Damals ging ein Ruck durch Deutschland, dass Herr Gauck beliebig auch „Spinner“ sagen dürfe. Ihm folgte dann Sigmar Gabriel mit dem Wort „Pack“, und so macht es reihum Schule. Auf Rechte bestehen, anstatt sich der eigenen Vorbildfunktion bewusst zu sein, kommt nicht gut an. Sicher ist, dass das Volk durchaus gesprächsbereit ist, aber die Politik lässt sich nur in ihrer Ansagerrolle ein und wirkt damit herablassend. Es findet kein wirklicher Meinungsaustausch statt, sondern nur ein Meinungszusammenprall, der sowohl Politiker wie auch das Volk wütend macht. Wer muss hierbei nachgeben? Es sollten die Politiker sein, denn es geht um deren Politik, mit die sie keine Volkszufriedenheit erschaffen. So scheinen es auch die Menschen in Bautzen und in Sachsen-Anhalt zu empfinden. Man nimmt sie nicht ernst. Proteste, Bittbriefe, egal was, alles prallt an der Merkel-Politik ab, sie überflutet Deutschen mit einer Masseneinwanderung, die sie als „Asyl“ vorgaukelt.

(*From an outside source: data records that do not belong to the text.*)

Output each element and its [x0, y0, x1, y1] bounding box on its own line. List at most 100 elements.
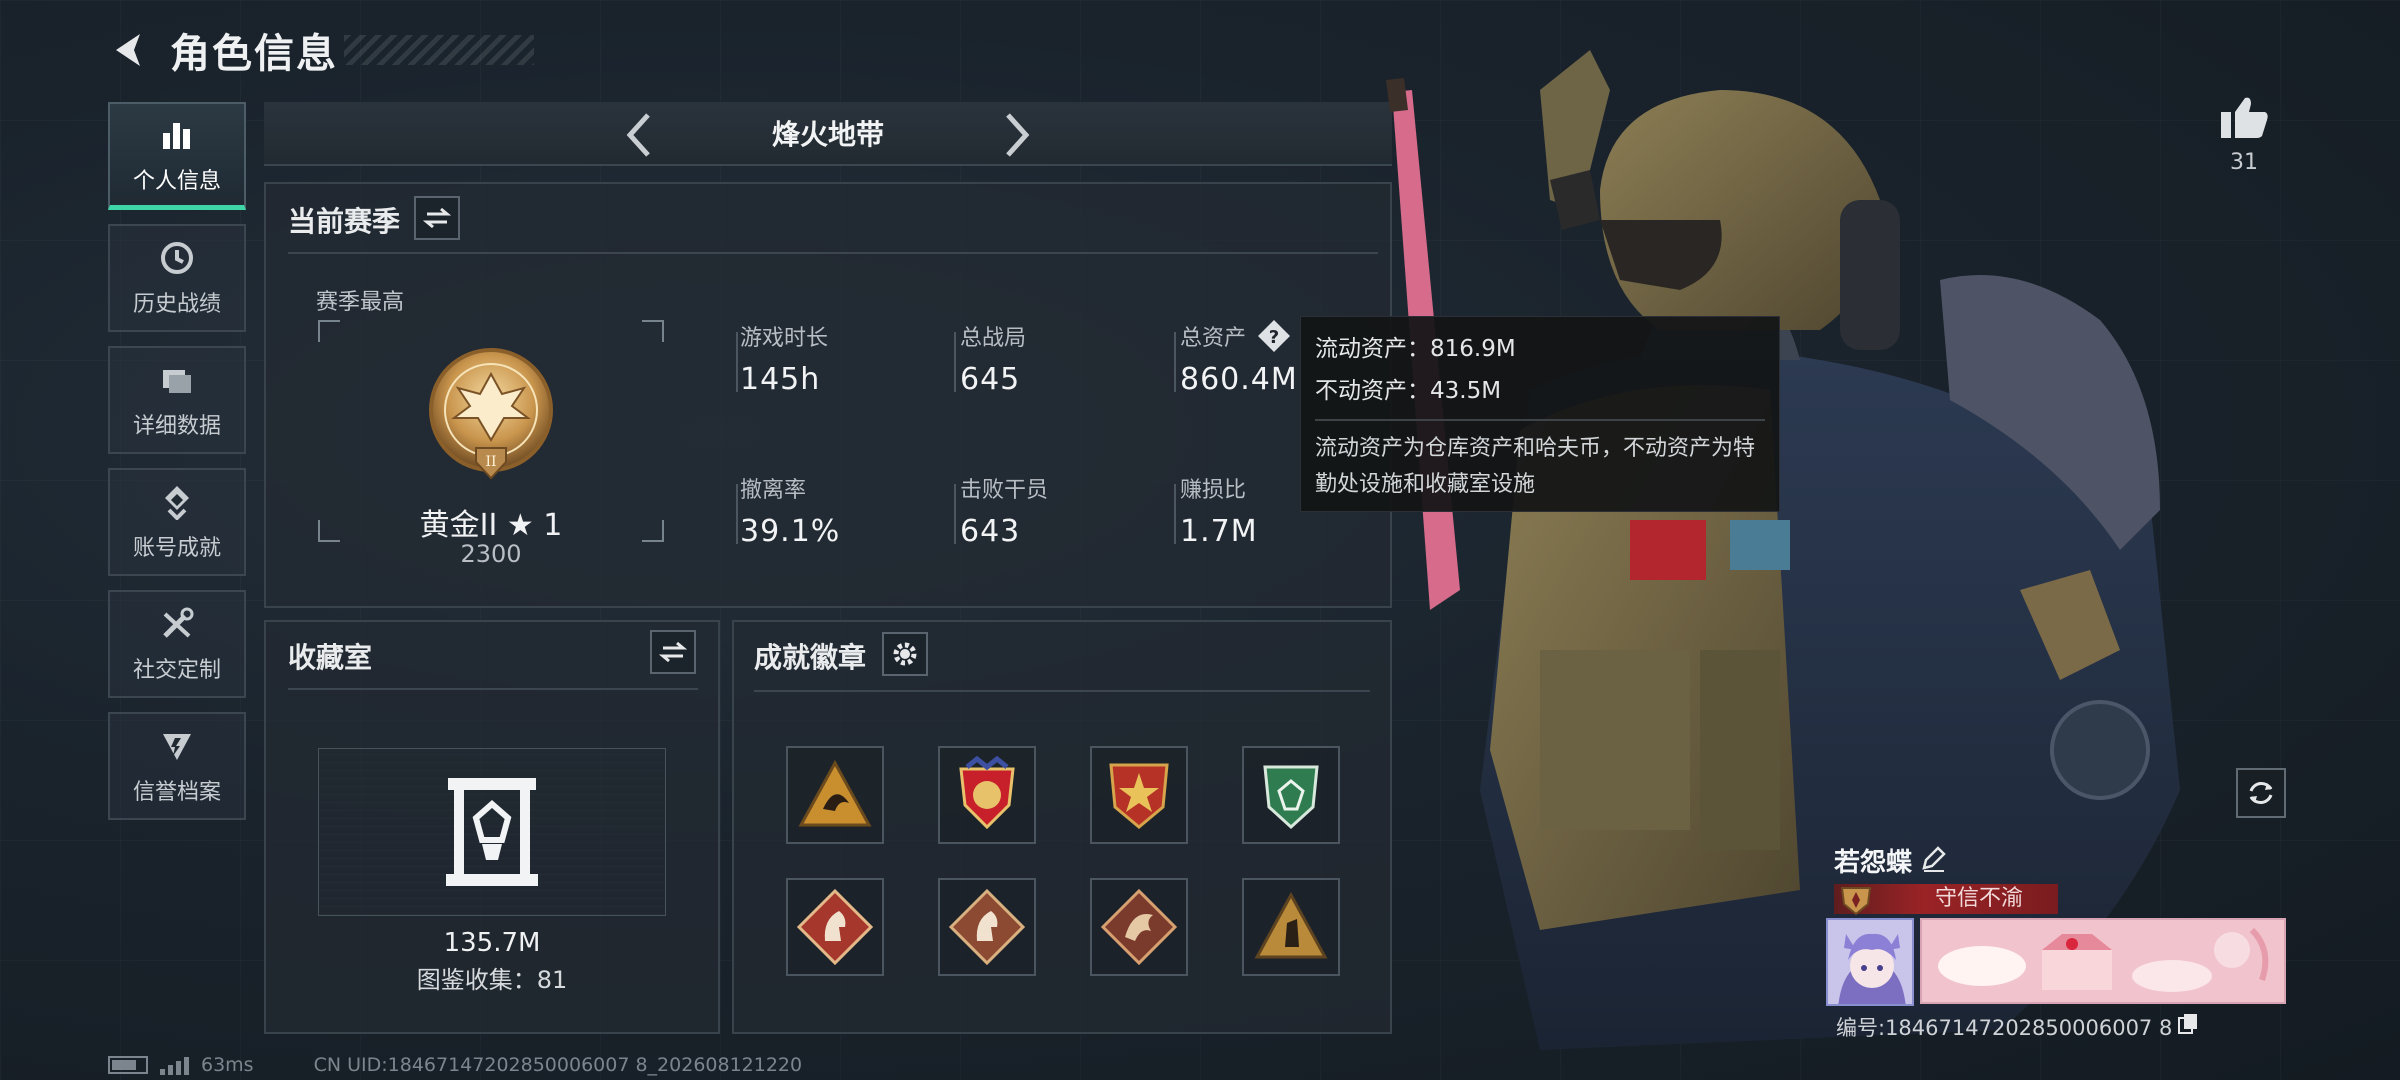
title-tag-text: 守信不渝 [1934, 886, 2023, 911]
tools-icon [157, 604, 197, 644]
mode-next-button[interactable] [994, 110, 1040, 160]
bar-chart-icon [157, 115, 197, 155]
sidebar-item-label: 个人信息 [132, 168, 221, 194]
chevron-right-icon [1006, 113, 1030, 157]
page-title: 角色信息 [170, 31, 338, 77]
stat-value: 39.1% [740, 514, 841, 549]
tooltip-divider [1315, 419, 1765, 421]
thumbs-up-icon [2221, 97, 2268, 138]
stat-value: 860.4M [1180, 362, 1298, 397]
display-case-icon [446, 778, 538, 886]
horse-diamond-icon [948, 888, 1026, 966]
sidebar-item-label: 详细数据 [132, 414, 221, 439]
horse-diamond-icon [796, 888, 874, 966]
badge-star-shield-emblem[interactable] [1090, 746, 1188, 844]
tooltip-description: 流动资产为仓库资产和哈夫币，不动资产为特勤处设施和收藏室设施 [1315, 436, 1756, 497]
stat-label: 击败干员 [960, 478, 1049, 503]
shield-stars-icon [959, 755, 1015, 830]
sidebar-item-profile[interactable]: 个人信息 [108, 102, 246, 210]
mode-selector: 烽火地带 [264, 102, 1392, 166]
gold-rank-emblem-icon: II [429, 348, 553, 480]
stat-separator [1174, 484, 1176, 544]
profile-banner[interactable] [1920, 918, 2286, 1004]
avatar-image [1828, 920, 1912, 1004]
ping-value: 63ms [201, 1054, 254, 1076]
season-highest-label: 赛季最高 [316, 290, 405, 315]
panel-divider [288, 252, 1378, 254]
assets-tooltip: 流动资产：816.9M 不动资产：43.5M 流动资产为仓库资产和哈夫币，不动资… [1300, 316, 1780, 512]
collection-title: 收藏室 [288, 641, 373, 674]
stat-extraction-rate: 撤离率 39.1% [740, 472, 840, 549]
badge-horse-diamond-red[interactable] [786, 878, 884, 976]
season-switch-button[interactable] [414, 196, 460, 240]
stat-separator [736, 332, 738, 392]
panel-divider [754, 690, 1370, 692]
sidebar-item-credit[interactable]: 信誉档案 [108, 712, 246, 820]
rank-score: 2300 [460, 540, 522, 568]
stat-separator [954, 332, 956, 392]
status-footer: 63ms CN UID:18467147202850006007 8_20260… [108, 1054, 802, 1076]
sidebar-item-achievements[interactable]: 账号成就 [108, 468, 246, 576]
sidebar-item-details[interactable]: 详细数据 [108, 346, 246, 454]
like-button[interactable]: 31 [2216, 94, 2272, 175]
stat-label: 赚损比 [1180, 478, 1247, 503]
title-decoration [344, 35, 534, 65]
folder-icon [157, 360, 197, 400]
collection-count: 图鉴收集：81 [416, 966, 568, 994]
uid-text: CN UID:18467147202850006007 8_2026081212… [313, 1054, 803, 1076]
sidebar: 个人信息 历史战绩 详细数据 账号成就 社交定制 信誉档案 [108, 102, 246, 834]
badge-triangle-emblem-gold[interactable] [786, 746, 884, 844]
badge-settings-button[interactable] [882, 632, 928, 676]
stat-operators-defeated: 击败干员 643 [960, 472, 1048, 549]
title-emblem-icon [1840, 887, 1872, 916]
sidebar-item-social[interactable]: 社交定制 [108, 590, 246, 698]
tooltip-fixed-assets: 不动资产：43.5M [1315, 378, 1502, 404]
badges-title: 成就徽章 [754, 641, 867, 674]
svg-text:?: ? [1269, 327, 1279, 348]
signal-icon [160, 1055, 189, 1075]
collection-switch-button[interactable] [650, 630, 696, 674]
badge-shield-emblem-stars[interactable] [938, 746, 1036, 844]
svg-text:II: II [485, 454, 496, 470]
sidebar-item-label: 信誉档案 [132, 780, 221, 805]
player-name: 若怨蝶 [1834, 848, 1913, 878]
stat-value: 1.7M [1180, 514, 1258, 549]
swap-icon [423, 207, 451, 229]
badge-dragon-diamond[interactable] [1090, 878, 1188, 976]
mode-prev-button[interactable] [616, 110, 662, 160]
collection-value: 135.7M [443, 928, 541, 958]
credit-shield-icon [157, 726, 197, 766]
stat-separator [1174, 332, 1176, 392]
badge-horse-diamond-brown[interactable] [938, 878, 1036, 976]
triangle-emblem-icon [798, 759, 872, 827]
frame-corner [642, 320, 664, 342]
stat-label: 撤离率 [740, 478, 807, 503]
refresh-button[interactable] [2236, 768, 2286, 818]
sidebar-item-history[interactable]: 历史战绩 [108, 224, 246, 332]
stat-label: 游戏时长 [740, 326, 829, 351]
copy-icon[interactable] [2176, 1012, 2200, 1036]
like-count: 31 [2230, 150, 2258, 175]
player-id: 编号:18467147202850006007 8 [1836, 1016, 2173, 1040]
panel-divider [288, 688, 698, 690]
history-icon [157, 238, 197, 278]
help-icon[interactable]: ? [1256, 318, 1292, 354]
stat-total-matches: 总战局 645 [960, 320, 1026, 397]
battery-icon [108, 1056, 148, 1074]
mode-name: 烽火地带 [771, 118, 884, 151]
season-title: 当前赛季 [288, 205, 401, 238]
stat-separator [736, 484, 738, 544]
stat-profit-loss: 赚损比 1.7M [1180, 472, 1258, 549]
stat-value: 643 [960, 514, 1021, 549]
chevron-left-icon [626, 113, 650, 157]
sidebar-item-label: 历史战绩 [132, 292, 221, 317]
gear-icon [893, 642, 917, 666]
avatar[interactable] [1826, 918, 1914, 1006]
page-header: 角色信息 [108, 20, 534, 80]
edit-icon[interactable] [1918, 844, 1948, 874]
stat-value: 645 [960, 362, 1021, 397]
stat-play-time: 游戏时长 145h [740, 320, 828, 397]
back-arrow-icon [116, 34, 140, 66]
back-button[interactable] [108, 28, 152, 72]
rank-name: 黄金II ★ 1 [419, 508, 563, 543]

Seit Monaten hört man nichts als Durchhalteparolen. Wir schaffen das. Völlig inhaltsleere Phrasen. Am Ende ist immer der Russe schuld. Es ist ermüdend, desillusionierend. Die Bürger fallen nicht auf das Gequatsche rein, die wollen Taten sehen. Die sind der Lügen überdrüssig. Anders als die Politiker, leben die Menschen in der Realität.